Antonio Fagundes fala dos planos para depois de Bom Sucesso e da mulher e do filho

Ator está com duas peças em São Paulo. Ele tem fãs que o seguem há 53 anos e, recentemente, aderiu ao Instagram

Por: Stevens Standke  -  02/02/20  -  21:26

É inevitável olhar para Antonio Fagundes e não pensar imediatamente na sua trajetória de tremendo sucesso na TV. Mas, ao longo dos mais de 50 anos de profissão, o ator também sempre se dedicou intensamente ao teatro, onde, além de aparecer em cena, passou a escrever roteiros e produzir seus próprios espetáculos. Tudo em nome da tão sonhada liberdade artística, de poder construir a sua carreira do modo como bem entendesse.

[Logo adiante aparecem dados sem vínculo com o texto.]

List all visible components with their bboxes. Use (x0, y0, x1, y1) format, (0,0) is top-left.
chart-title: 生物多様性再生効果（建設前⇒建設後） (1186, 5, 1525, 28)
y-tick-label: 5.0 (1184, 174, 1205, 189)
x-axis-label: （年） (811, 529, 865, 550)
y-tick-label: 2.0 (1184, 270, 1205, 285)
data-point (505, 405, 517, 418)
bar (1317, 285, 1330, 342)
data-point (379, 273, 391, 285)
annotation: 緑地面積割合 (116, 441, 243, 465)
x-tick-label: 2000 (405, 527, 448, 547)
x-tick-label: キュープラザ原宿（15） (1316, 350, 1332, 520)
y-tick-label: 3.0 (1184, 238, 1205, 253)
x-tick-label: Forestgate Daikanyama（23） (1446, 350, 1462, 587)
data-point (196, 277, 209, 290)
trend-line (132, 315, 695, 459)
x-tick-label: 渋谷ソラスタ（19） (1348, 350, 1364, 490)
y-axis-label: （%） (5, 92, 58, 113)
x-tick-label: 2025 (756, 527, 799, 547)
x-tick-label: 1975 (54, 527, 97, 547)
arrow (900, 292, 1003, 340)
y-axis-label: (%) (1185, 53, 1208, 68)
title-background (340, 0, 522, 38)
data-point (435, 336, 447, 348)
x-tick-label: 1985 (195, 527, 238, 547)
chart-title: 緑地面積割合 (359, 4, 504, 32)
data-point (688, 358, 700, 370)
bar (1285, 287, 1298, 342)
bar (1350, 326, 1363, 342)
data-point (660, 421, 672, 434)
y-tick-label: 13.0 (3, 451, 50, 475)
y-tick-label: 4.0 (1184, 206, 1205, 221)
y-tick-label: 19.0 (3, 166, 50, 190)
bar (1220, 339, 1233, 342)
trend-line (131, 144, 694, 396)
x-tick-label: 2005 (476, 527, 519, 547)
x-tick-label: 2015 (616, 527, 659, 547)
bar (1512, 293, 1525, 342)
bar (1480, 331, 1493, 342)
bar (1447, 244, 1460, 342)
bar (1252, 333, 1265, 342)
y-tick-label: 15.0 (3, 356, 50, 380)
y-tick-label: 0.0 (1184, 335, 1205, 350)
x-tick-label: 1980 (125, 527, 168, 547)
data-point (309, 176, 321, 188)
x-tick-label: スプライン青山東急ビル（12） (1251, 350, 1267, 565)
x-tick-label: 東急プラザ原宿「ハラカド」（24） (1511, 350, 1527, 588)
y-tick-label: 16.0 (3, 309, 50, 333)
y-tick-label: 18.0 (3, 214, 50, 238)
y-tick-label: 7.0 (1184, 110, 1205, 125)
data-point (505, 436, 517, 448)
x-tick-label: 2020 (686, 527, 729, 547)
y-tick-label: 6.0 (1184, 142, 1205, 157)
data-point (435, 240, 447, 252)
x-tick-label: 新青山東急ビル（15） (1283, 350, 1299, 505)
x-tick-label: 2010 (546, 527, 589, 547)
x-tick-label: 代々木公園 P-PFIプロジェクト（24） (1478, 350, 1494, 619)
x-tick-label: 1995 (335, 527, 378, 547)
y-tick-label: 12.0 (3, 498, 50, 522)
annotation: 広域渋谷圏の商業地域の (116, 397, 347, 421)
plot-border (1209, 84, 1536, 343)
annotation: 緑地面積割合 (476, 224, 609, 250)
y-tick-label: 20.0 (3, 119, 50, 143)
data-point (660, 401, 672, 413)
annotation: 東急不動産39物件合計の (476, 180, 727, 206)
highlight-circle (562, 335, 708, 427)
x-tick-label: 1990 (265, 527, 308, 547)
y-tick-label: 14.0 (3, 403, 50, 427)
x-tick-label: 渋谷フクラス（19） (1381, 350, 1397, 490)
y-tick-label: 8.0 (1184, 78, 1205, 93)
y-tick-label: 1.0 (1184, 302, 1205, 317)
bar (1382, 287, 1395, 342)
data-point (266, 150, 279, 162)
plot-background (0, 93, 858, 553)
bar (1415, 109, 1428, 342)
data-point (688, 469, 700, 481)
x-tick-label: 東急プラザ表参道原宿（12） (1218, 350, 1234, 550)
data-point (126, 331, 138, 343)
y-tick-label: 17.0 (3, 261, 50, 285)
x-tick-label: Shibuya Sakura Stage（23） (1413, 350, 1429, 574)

Após se despedir da novela Bom Sucesso, que obteve ótima audiência na faixa das 19 horas da Globo, Fagundes agora vai focar no podcast que nasceu a partir do folhetim, com indicações de livros, e em duas peças, ambas em cartaz no Teatro Tuca, na Capital: Carmen - A Grande Pequena Notável, musical sobre a icônica Carmen Miranda, do qual é apenas produtor; e Baixa Terapia, espetáculo sobre três casais que reveem suas relações, em uma engraçada lavação de roupa suja - Fagundes não só produz essa montagem como integra o elenco, junto com a mulher, Alexandra Martins.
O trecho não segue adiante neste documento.